Legibility of historical weather observations can be difficult. This could result in missed daily data and/or the same daily data being entered twice. Modern data from the National Climatic Data Center can also have missing days (or gaps) within the dataset that would be good to detect. This is a basic tool that assumes the input dataset is continuous and then searches it for any gaps and duplicate entries.

Discussion of the Output Data
The results are output to two separate text boxes--gaps in the left box and duplicate entries in the right as shown in Figure 1 below. The gaps take the format of Date 1 > Date 2, where Date 1 is the last date before the gap and Date 2 is the first date after the gap. All days between Date 1 and Date 2 are missing. The duplicate entries take the format of Date 1 - Date 2, where the same data were entered for both Date 1 and Date 2.

Figure 1. Five gaps and 961 duplicate entries are reported in this example, one per row.

Input

Input File
Select the input file by clicking on "Browse" and navigating to the proper file.

Input Data Format
Year / Month / Day / Data

Each "/" is a tab (i.e., data should be tab-delimited).

Start Row
This input is the row number where the main data to be processed begin in the dataset.
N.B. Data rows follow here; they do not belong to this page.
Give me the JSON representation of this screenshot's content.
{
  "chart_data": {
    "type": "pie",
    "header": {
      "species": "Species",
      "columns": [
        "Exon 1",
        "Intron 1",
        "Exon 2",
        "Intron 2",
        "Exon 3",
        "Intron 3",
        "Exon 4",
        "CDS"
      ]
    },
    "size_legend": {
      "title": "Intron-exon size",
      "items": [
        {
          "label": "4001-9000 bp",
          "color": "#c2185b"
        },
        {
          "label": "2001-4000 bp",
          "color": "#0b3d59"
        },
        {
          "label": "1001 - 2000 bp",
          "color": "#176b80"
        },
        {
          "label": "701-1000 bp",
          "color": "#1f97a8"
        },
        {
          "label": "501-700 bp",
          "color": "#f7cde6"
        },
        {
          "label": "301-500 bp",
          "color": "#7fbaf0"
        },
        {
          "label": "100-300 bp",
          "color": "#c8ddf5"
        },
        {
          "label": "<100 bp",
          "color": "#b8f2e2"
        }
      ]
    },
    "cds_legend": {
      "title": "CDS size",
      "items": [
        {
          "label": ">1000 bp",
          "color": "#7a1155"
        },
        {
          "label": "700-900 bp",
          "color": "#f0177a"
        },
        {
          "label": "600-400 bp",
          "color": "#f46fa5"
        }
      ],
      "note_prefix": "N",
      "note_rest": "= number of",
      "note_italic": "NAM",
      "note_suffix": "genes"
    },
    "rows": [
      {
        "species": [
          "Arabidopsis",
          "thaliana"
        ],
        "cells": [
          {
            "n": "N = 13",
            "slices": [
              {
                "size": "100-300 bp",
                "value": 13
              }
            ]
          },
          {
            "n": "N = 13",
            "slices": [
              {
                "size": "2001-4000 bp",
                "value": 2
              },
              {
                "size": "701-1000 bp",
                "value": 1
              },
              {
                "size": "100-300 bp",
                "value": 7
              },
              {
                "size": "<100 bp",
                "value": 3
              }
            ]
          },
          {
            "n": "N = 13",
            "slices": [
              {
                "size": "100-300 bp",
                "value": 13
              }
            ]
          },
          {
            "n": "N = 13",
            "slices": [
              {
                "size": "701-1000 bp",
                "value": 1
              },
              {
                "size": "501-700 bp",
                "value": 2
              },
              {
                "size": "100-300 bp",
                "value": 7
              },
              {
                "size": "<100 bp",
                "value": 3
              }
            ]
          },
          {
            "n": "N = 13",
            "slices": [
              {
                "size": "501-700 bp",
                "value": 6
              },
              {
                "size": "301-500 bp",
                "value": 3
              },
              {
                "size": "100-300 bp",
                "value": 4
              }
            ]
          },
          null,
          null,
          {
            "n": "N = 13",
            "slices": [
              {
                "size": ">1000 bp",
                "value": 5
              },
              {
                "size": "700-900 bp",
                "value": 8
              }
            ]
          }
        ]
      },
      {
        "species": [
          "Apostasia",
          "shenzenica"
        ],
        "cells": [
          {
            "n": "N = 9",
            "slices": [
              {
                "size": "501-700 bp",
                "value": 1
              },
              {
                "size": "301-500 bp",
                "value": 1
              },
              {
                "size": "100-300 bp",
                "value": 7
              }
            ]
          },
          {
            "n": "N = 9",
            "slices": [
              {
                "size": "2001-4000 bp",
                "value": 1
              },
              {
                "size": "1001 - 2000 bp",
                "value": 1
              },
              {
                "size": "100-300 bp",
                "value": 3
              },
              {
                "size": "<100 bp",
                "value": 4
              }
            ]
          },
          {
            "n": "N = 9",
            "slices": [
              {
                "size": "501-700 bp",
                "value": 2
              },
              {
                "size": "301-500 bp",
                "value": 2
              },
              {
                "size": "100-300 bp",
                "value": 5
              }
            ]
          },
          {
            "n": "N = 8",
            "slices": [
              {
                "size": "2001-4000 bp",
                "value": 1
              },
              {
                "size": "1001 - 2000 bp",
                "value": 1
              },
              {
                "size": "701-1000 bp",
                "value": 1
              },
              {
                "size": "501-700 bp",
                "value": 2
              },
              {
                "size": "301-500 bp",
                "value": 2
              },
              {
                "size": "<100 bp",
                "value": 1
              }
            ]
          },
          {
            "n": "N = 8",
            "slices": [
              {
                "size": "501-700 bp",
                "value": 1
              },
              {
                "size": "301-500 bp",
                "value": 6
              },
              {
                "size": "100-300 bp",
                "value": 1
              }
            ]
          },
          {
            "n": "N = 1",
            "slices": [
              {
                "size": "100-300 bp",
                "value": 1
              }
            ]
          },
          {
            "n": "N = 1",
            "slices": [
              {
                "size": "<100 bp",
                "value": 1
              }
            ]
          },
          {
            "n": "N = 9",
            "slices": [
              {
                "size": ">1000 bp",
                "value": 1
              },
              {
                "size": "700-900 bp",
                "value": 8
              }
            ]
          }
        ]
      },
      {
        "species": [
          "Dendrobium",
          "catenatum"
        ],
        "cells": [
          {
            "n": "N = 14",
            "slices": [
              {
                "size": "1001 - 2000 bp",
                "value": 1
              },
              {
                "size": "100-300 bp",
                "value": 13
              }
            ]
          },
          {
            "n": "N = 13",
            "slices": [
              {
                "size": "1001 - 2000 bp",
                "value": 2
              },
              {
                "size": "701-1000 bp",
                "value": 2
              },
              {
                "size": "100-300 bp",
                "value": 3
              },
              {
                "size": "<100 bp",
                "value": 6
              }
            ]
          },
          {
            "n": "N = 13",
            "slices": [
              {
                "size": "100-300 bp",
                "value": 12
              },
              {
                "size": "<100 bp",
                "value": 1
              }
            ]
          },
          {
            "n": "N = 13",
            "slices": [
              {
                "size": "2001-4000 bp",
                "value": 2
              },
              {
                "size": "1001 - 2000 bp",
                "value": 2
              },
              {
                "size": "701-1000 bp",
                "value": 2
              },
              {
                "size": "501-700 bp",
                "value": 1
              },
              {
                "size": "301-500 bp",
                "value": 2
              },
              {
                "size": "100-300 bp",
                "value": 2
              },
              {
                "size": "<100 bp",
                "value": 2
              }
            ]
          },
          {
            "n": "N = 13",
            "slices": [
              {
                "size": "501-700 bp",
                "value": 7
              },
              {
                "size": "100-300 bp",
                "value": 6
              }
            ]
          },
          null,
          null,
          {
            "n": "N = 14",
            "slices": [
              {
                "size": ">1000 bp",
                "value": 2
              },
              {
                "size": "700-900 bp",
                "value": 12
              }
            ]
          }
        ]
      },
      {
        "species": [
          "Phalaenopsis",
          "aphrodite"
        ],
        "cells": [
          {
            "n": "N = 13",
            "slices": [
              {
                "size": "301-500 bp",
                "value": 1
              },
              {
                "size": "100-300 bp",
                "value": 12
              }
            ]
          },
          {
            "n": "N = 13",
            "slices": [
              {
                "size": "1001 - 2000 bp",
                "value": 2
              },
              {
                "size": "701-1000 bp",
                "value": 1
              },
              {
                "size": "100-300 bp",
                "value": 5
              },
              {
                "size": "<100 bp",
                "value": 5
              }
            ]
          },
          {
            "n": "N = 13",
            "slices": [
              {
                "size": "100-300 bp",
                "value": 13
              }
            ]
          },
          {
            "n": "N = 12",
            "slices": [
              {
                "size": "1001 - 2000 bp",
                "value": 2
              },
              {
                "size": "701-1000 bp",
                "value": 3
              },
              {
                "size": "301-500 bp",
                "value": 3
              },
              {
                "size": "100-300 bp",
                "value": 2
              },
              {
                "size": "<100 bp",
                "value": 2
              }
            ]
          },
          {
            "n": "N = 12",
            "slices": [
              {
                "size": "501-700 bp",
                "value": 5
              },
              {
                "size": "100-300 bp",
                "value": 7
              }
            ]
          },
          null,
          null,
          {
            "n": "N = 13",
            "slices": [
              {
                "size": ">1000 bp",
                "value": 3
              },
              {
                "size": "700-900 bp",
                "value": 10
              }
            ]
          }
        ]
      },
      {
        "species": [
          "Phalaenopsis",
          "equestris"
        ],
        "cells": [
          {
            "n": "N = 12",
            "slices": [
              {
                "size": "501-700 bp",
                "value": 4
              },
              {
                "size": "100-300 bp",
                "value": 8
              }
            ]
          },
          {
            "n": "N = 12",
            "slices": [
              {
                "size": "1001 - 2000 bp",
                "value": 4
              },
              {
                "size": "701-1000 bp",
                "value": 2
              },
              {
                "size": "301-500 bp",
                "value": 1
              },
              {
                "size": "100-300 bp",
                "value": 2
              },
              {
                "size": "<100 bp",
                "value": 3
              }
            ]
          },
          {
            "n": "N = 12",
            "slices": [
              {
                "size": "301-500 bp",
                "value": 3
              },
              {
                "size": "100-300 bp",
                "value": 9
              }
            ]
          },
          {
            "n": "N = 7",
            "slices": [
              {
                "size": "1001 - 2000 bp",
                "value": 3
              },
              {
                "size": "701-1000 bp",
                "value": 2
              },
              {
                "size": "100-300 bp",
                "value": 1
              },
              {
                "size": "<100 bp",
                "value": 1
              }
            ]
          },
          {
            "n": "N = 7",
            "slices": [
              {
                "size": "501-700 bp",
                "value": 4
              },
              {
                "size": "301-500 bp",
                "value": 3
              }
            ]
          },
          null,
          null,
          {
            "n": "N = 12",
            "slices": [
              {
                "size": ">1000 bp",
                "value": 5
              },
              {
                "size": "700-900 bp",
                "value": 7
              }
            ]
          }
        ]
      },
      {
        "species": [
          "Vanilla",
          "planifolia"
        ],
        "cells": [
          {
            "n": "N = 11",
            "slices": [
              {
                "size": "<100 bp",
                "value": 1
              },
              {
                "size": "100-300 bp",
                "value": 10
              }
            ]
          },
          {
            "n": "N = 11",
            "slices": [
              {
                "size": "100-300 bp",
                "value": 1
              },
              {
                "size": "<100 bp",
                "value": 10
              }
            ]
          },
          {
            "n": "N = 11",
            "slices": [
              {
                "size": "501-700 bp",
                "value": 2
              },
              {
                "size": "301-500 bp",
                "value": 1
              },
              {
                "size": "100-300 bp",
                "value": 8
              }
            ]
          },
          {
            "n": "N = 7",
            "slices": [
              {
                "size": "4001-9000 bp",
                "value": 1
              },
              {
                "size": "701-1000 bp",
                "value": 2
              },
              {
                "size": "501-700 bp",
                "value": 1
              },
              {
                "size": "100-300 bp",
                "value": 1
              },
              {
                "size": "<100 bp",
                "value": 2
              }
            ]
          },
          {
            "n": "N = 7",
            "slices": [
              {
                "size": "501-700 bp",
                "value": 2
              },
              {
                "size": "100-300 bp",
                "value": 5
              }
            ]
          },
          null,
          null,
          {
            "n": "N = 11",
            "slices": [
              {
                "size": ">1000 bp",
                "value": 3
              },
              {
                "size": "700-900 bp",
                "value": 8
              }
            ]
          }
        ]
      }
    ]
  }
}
An example of how row numbers are entered is shown in Figure 2 located in the Running HOB Tools topic.

Number of Data Columns
The number of columns in the main data, which should be checked for gaps and duplicate entries. An example of how column numbers are entered is shown in Figure 2 located in the Running HOB Tools topic. Do note that this field is asking for the total number of data columns not the data columns themselves and the count of these columns does not include dates (e.g., there would be four data columns in the example located in the Running HOB Tools topic).